Sunday, January 17, 2010

The eyes have it

I am going in for laser eye surgery in early February. I would gladly have done this years ago, but it's just now at my advanced age that I can afford it, alas. I remember the interchange from Goodbye Columbus, where Neil tells spoiled Brenda, "Why don't you get your eyes fixed?" This was 1963? Getting your eyes fixed was probably on the same sci fi level as going to work in a jet-pack.

Aside from the good old fashioned vanity, it's really the convenience: no more stupid contact lenses when I want to go to the gym, or cycling. N0 more glasses fogging up in winter. No more contact lens solutions. No more having to put on cheap reading glasses over my lenses to see small print.

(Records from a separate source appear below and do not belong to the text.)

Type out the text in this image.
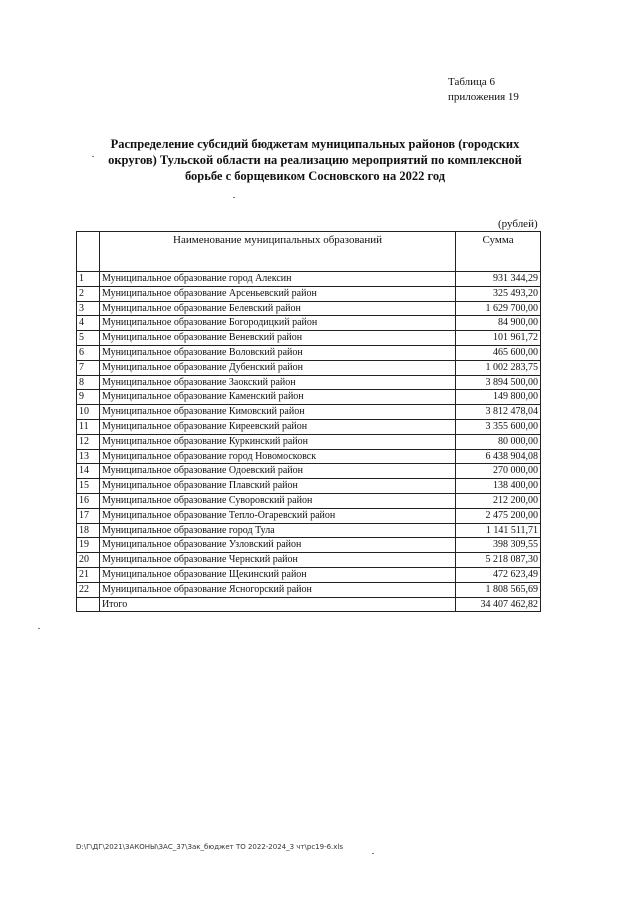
Таблица 6
приложения 19
Распределение субсидий бюджетам муниципальных районов (городских
округов) Тульской области на реализацию мероприятий по комплексной
борьбе с борщевиком Сосновского на 2022 год
(рублей)
	Наименование муниципальных образований	Сумма
1	Муниципальное образование город Алексин	931 344,29
2	Муниципальное образование Арсеньевский район	325 493,20
3	Муниципальное образование Белевский район	1 629 700,00
4	Муниципальное образование Богородицкий район	84 900,00
5	Муниципальное образование Веневский район	101 961,72
6	Муниципальное образование Воловский район	465 600,00
7	Муниципальное образование Дубенский район	1 002 283,75
8	Муниципальное образование Заокский район	3 894 500,00
9	Муниципальное образование Каменский район	149 800,00
10	Муниципальное образование Кимовский район	3 812 478,04
11	Муниципальное образование Киреевский район	3 355 600,00
12	Муниципальное образование Куркинский район	80 000,00
13	Муниципальное образование город Новомосковск	6 438 904,08
14	Муниципальное образование Одоевский район	270 000,00
15	Муниципальное образование Плавский район	138 400,00
16	Муниципальное образование Суворовский район	212 200,00
17	Муниципальное образование Тепло-Огаревский район	2 475 200,00
18	Муниципальное образование город Тула	1 141 511,71
19	Муниципальное образование Узловский район	398 309,55
20	Муниципальное образование Чернский район	5 218 087,30
21	Муниципальное образование Щекинский район	472 623,49
22	Муниципальное образование Ясногорский район	1 808 565,69
	Итого	34 407 462,82
D:\Г\ДГ\2021\ЗАКОНЫ\ЗАС_37\Зак_бюджет ТО 2022-2024_3 чт\рс19-6.xls
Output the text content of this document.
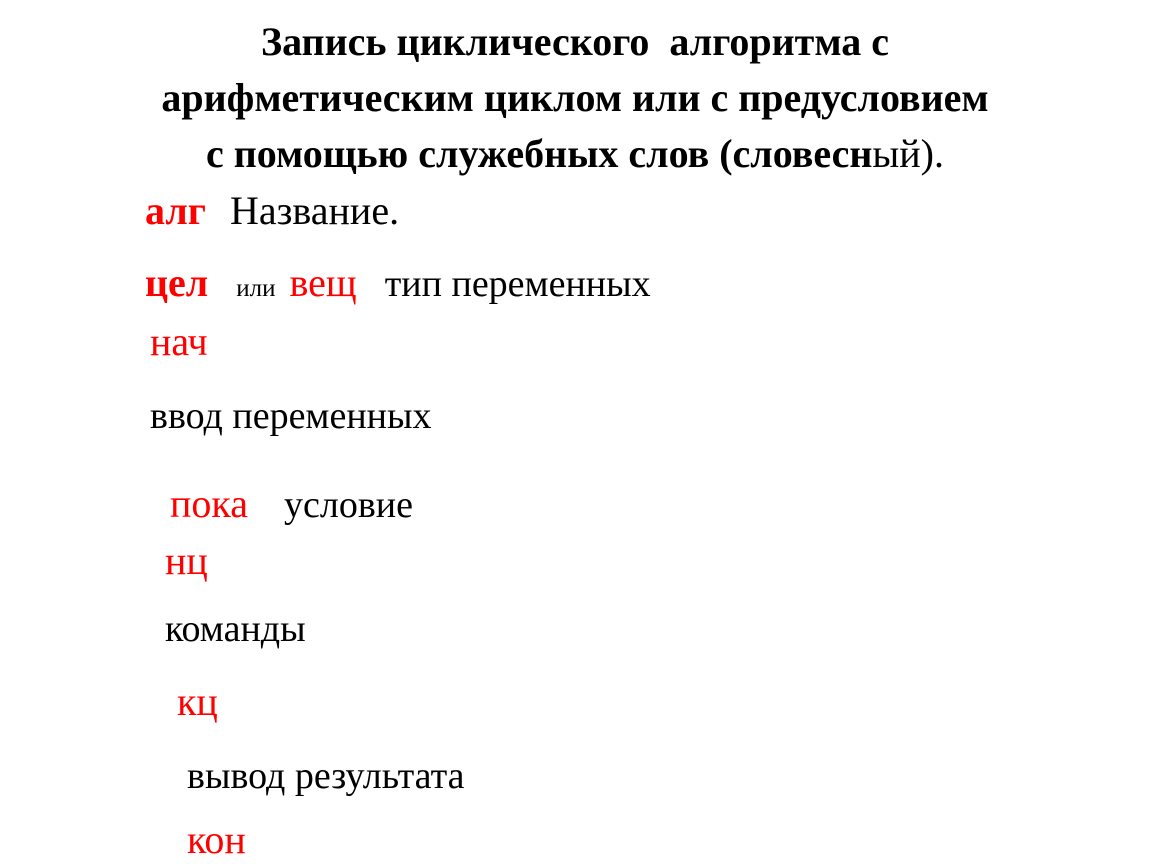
Запись циклического  алгоритма с
арифметическим циклом или с предусловием
с помощью служебных слов (словесный).

алг Название.

цел или вещ тип переменных

нач
ввод переменных

пока условие

нц
команды
кц
вывод результата
кон
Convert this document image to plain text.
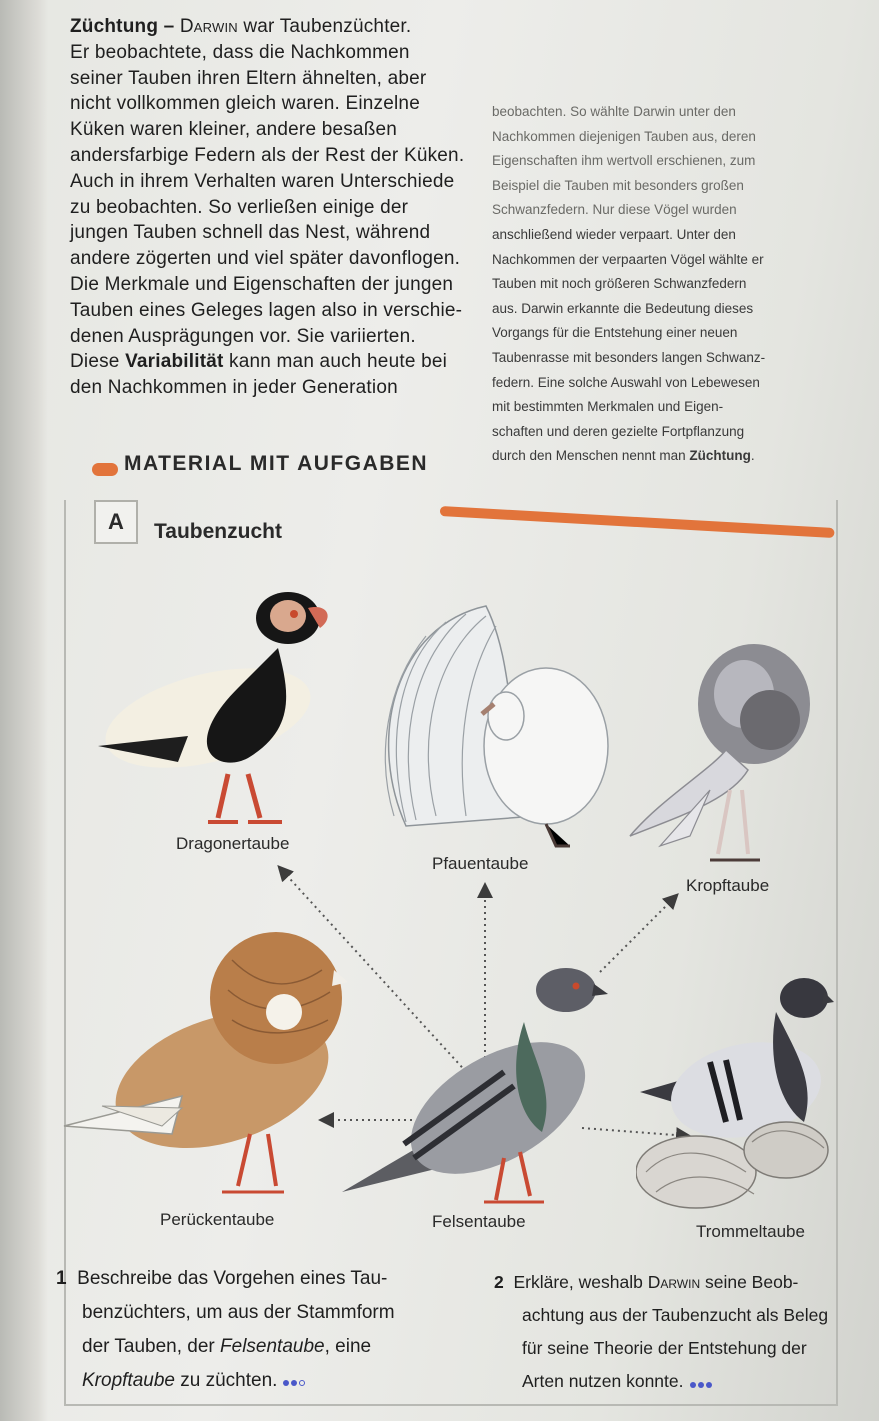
Züchtung – Darwin war Taubenzüchter.

Er beobachtete, dass die Nachkommen

seiner Tauben ihren Eltern ähnelten, aber

nicht vollkommen gleich waren. Einzelne

Küken waren kleiner, andere besaßen

andersfarbige Federn als der Rest der Küken.

Auch in ihrem Verhalten waren Unterschiede

zu beobachten. So verließen einige der

jungen Tauben schnell das Nest, während

andere zögerten und viel später davonflogen.

Die Merkmale und Eigenschaften der jungen

Tauben eines Geleges lagen also in verschie-

denen Ausprägungen vor. Sie variierten.

Diese Variabilität kann man auch heute bei

den Nachkommen in jeder Generation

beobachten. So wählte Darwin unter den

Nachkommen diejenigen Tauben aus, deren

Eigenschaften ihm wertvoll erschienen, zum

Beispiel die Tauben mit besonders großen

Schwanzfedern. Nur diese Vögel wurden

anschließend wieder verpaart. Unter den

Nachkommen der verpaarten Vögel wählte er

Tauben mit noch größeren Schwanzfedern

aus. Darwin erkannte die Bedeutung dieses

Vorgangs für die Entstehung einer neuen

Taubenrasse mit besonders langen Schwanz-

federn. Eine solche Auswahl von Lebewesen

mit bestimmten Merkmalen und Eigen-

schaften und deren gezielte Fortpflanzung

durch den Menschen nennt man Züchtung.

MATERIAL MIT AUFGABEN
A	Taubenzucht
Dragonertaube
Pfauentaube
Kropftaube
Perückentaube	Felsentaube
Trommeltaube
1 Beschreibe das Vorgehen eines Tau-
benzüchters, um aus der Stammform
der Tauben, der Felsentaube, eine
Kropftaube zu züchten.
2 Erkläre, weshalb Darwin seine Beob-
achtung aus der Taubenzucht als Beleg
für seine Theorie der Entstehung der
Arten nutzen konnte.
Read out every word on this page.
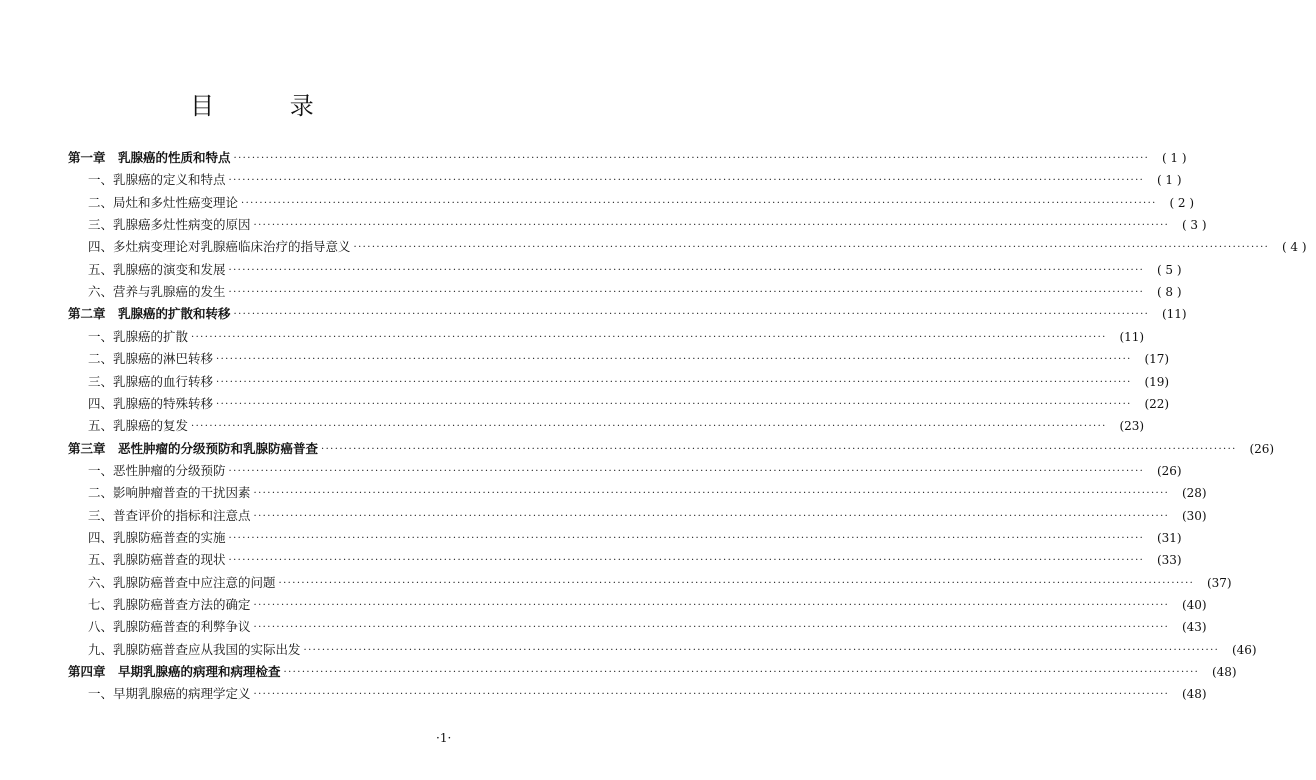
目 录
第一章　乳腺癌的性质和特点 ········································································································································································································	( 1 )
一、乳腺癌的定义和特点 ········································································································································································································	( 1 )
二、局灶和多灶性癌变理论 ········································································································································································································	( 2 )
三、乳腺癌多灶性病变的原因 ········································································································································································································	( 3 )
四、多灶病变理论对乳腺癌临床治疗的指导意义 ········································································································································································································	( 4 )
五、乳腺癌的演变和发展 ········································································································································································································	( 5 )
六、营养与乳腺癌的发生 ········································································································································································································	( 8 )
第二章　乳腺癌的扩散和转移 ········································································································································································································	(11)
一、乳腺癌的扩散 ········································································································································································································	(11)
二、乳腺癌的淋巴转移 ········································································································································································································	(17)
三、乳腺癌的血行转移 ········································································································································································································	(19)
四、乳腺癌的特殊转移 ········································································································································································································	(22)
五、乳腺癌的复发 ········································································································································································································	(23)
第三章　恶性肿瘤的分级预防和乳腺防癌普查 ········································································································································································································	(26)
一、恶性肿瘤的分级预防 ········································································································································································································	(26)
二、影响肿瘤普查的干扰因素 ········································································································································································································	(28)
三、普查评价的指标和注意点 ········································································································································································································	(30)
四、乳腺防癌普查的实施 ········································································································································································································	(31)
五、乳腺防癌普查的现状 ········································································································································································································	(33)
六、乳腺防癌普查中应注意的问题 ········································································································································································································	(37)
七、乳腺防癌普查方法的确定 ········································································································································································································	(40)
八、乳腺防癌普查的利弊争议 ········································································································································································································	(43)
九、乳腺防癌普查应从我国的实际出发 ········································································································································································································	(46)
第四章　早期乳腺癌的病理和病理检查 ········································································································································································································	(48)
一、早期乳腺癌的病理学定义 ········································································································································································································	(48)
·1·
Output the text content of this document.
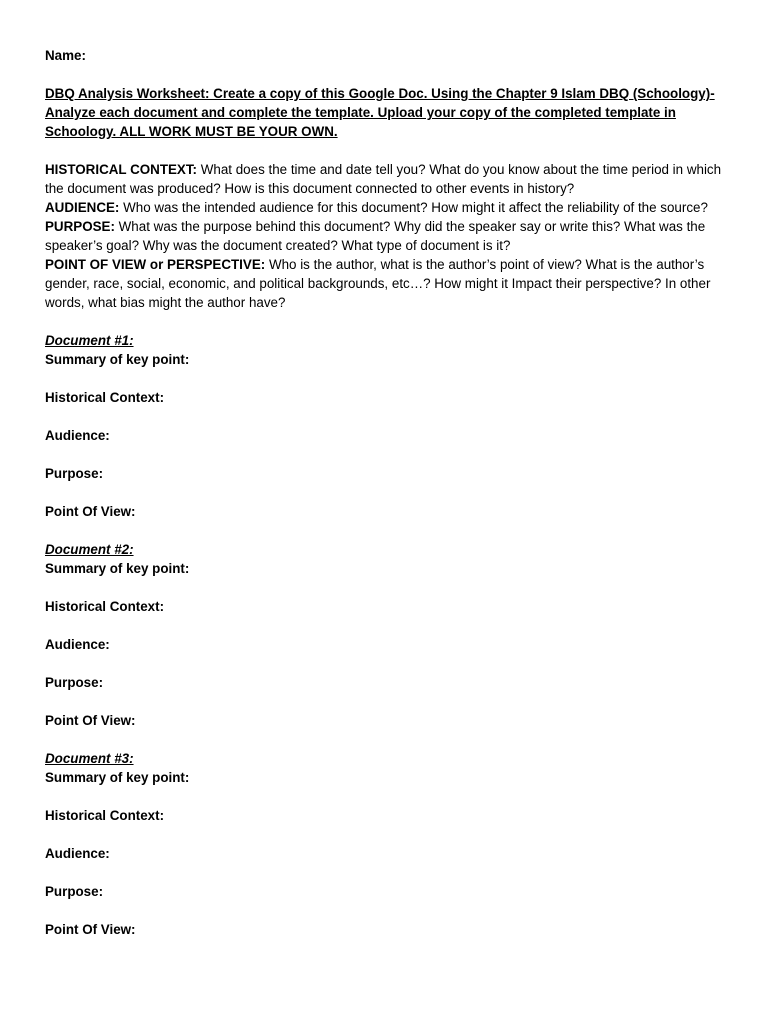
Name:

DBQ Analysis Worksheet: Create a copy of this Google Doc. Using the Chapter 9 Islam DBQ (Schoology)- Analyze each document and complete the template. Upload your copy of the completed template in Schoology. ALL WORK MUST BE YOUR OWN.

HISTORICAL CONTEXT: What does the time and date tell you? What do you know about the time period in which the document was produced? How is this document connected to other events in history?

AUDIENCE: Who was the intended audience for this document? How might it affect the reliability of the source?

PURPOSE: What was the purpose behind this document? Why did the speaker say or write this? What was the speaker’s goal? Why was the document created? What type of document is it?

POINT OF VIEW or PERSPECTIVE: Who is the author, what is the author’s point of view? What is the author’s gender, race, social, economic, and political backgrounds, etc…? How might it Impact their perspective? In other words, what bias might the author have?

Document #1:

Summary of key point:

Historical Context:

Audience:

Purpose:

Point Of View:

Document #2:

Summary of key point:

Historical Context:

Audience:

Purpose:

Point Of View:

Document #3:

Summary of key point:

Historical Context:

Audience:

Purpose:

Point Of View:
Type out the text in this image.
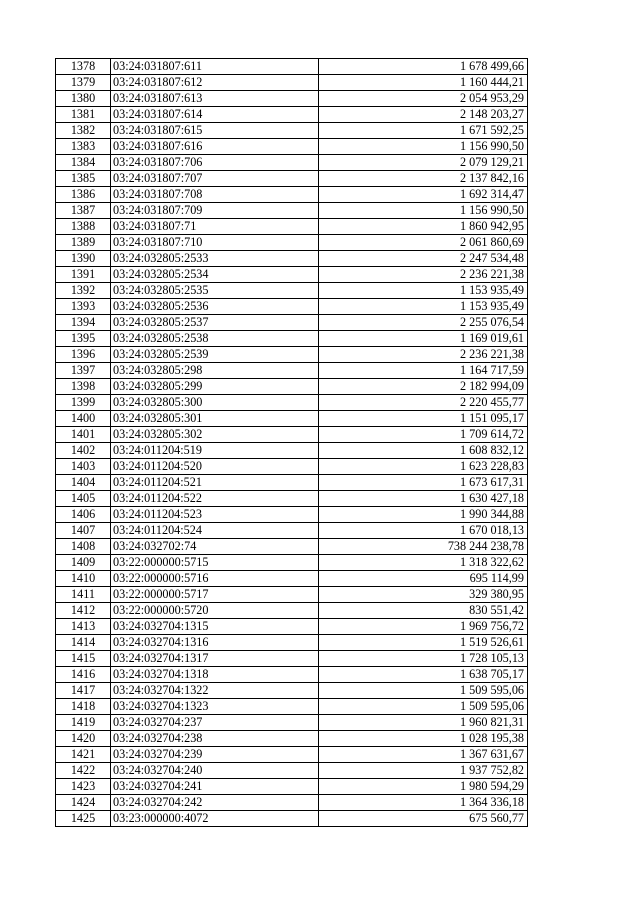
1378	03:24:031807:611	1 678 499,66
1379	03:24:031807:612	1 160 444,21
1380	03:24:031807:613	2 054 953,29
1381	03:24:031807:614	2 148 203,27
1382	03:24:031807:615	1 671 592,25
1383	03:24:031807:616	1 156 990,50
1384	03:24:031807:706	2 079 129,21
1385	03:24:031807:707	2 137 842,16
1386	03:24:031807:708	1 692 314,47
1387	03:24:031807:709	1 156 990,50
1388	03:24:031807:71	1 860 942,95
1389	03:24:031807:710	2 061 860,69
1390	03:24:032805:2533	2 247 534,48
1391	03:24:032805:2534	2 236 221,38
1392	03:24:032805:2535	1 153 935,49
1393	03:24:032805:2536	1 153 935,49
1394	03:24:032805:2537	2 255 076,54
1395	03:24:032805:2538	1 169 019,61
1396	03:24:032805:2539	2 236 221,38
1397	03:24:032805:298	1 164 717,59
1398	03:24:032805:299	2 182 994,09
1399	03:24:032805:300	2 220 455,77
1400	03:24:032805:301	1 151 095,17
1401	03:24:032805:302	1 709 614,72
1402	03:24:011204:519	1 608 832,12
1403	03:24:011204:520	1 623 228,83
1404	03:24:011204:521	1 673 617,31
1405	03:24:011204:522	1 630 427,18
1406	03:24:011204:523	1 990 344,88
1407	03:24:011204:524	1 670 018,13
1408	03:24:032702:74	738 244 238,78
1409	03:22:000000:5715	1 318 322,62
1410	03:22:000000:5716	695 114,99
1411	03:22:000000:5717	329 380,95
1412	03:22:000000:5720	830 551,42
1413	03:24:032704:1315	1 969 756,72
1414	03:24:032704:1316	1 519 526,61
1415	03:24:032704:1317	1 728 105,13
1416	03:24:032704:1318	1 638 705,17
1417	03:24:032704:1322	1 509 595,06
1418	03:24:032704:1323	1 509 595,06
1419	03:24:032704:237	1 960 821,31
1420	03:24:032704:238	1 028 195,38
1421	03:24:032704:239	1 367 631,67
1422	03:24:032704:240	1 937 752,82
1423	03:24:032704:241	1 980 594,29
1424	03:24:032704:242	1 364 336,18
1425	03:23:000000:4072	675 560,77
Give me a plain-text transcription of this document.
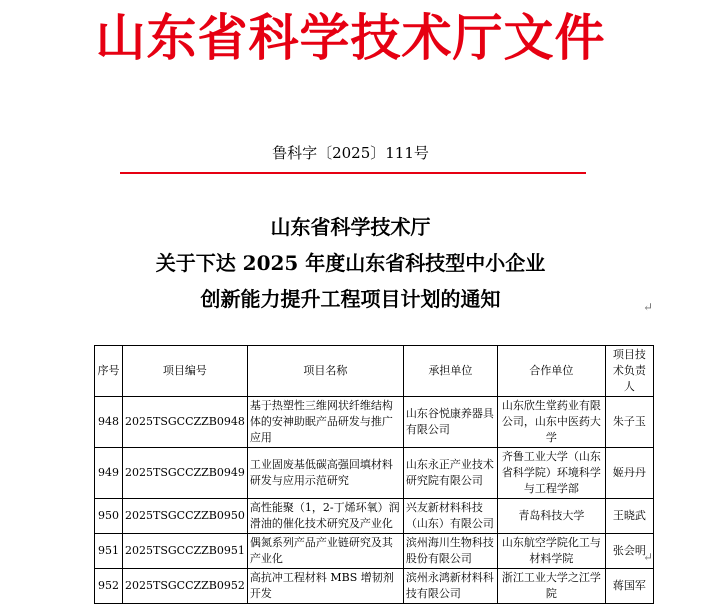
山东省科学技术厅文件
鲁科字〔2025〕111号
山东省科学技术厅
关于下达 2025 年度山东省科技型中小企业
创新能力提升工程项目计划的通知	↵
序号	项目编号	项目名称	承担单位	合作单位	项目技术负责人
948	2025TSGCCZZB0948	基于热塑性三维网状纤维结构体的安神助眠产品研发与推广应用	山东谷悦康养器具有限公司	山东欣生堂药业有限公司，山东中医药大学	朱子玉
949	2025TSGCCZZB0949	工业固废基低碳高强回填材料研发与应用示范研究	山东永正产业技术研究院有限公司	齐鲁工业大学（山东省科学院）环境科学与工程学部	姬丹丹
950	2025TSGCCZZB0950	高性能聚（1，2-丁烯环氧）润滑油的催化技术研究及产业化	兴友新材料科技（山东）有限公司	青岛科技大学	王晓武
951	2025TSGCCZZB0951	偶氮系列产品产业链研究及其产业化	滨州海川生物科技股份有限公司	山东航空学院化工与材料学院	张会明
952	2025TSGCCZZB0952	高抗冲工程材料 MBS 增韧剂开发	滨州永鸿新材料科技有限公司	浙江工业大学之江学院	蒋国军
↵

I will still need my reading glasses. Everyone else says, I like your glasses. They also always have perfect vision. I quote Brenda Patimkin, "Break the goddam things. I hate them." But even spoiled Brenda coudn't get her eyes fixed.

Thursday, November 12, 2009

Now that I've ignored this blog, will it start acting out in school?

I was sick a couple of weeks ago (a cold, not Swine flu) and had the opportunity to do nothing but lie around and watch tv. A real treat, but it provided me with some valuable insights.

- The Palm Pre girl looks like a giant embryo.

- I don't get One Tree Hill. Maybe it's a generation thing, but The kids in it are so middle-aged. All they want to do is get married and have kids. I'm cooler than they are! Guys in their teens don't want to get married and have kids. They want to have sex. While it's admirable that they don't depict kids as dropouts and dope fiends, isn't there a middle ground between that and being 21 year old parents? Or giving up your dreams and career to get married, have kids and live in an ugly suburb?

-Vampires aren't any more interesting than anyone else, especially if they're living in suburbs like One Tree Hill.

- I get the feeling that the writers of shows like "Criminal Minds" jerk off while writing their scripts, which seem to deal with more and more kinky methods of killing, slicing, dicing and torturing women.

- I've become addicted to Psychic Detectives, on Global at 2 am.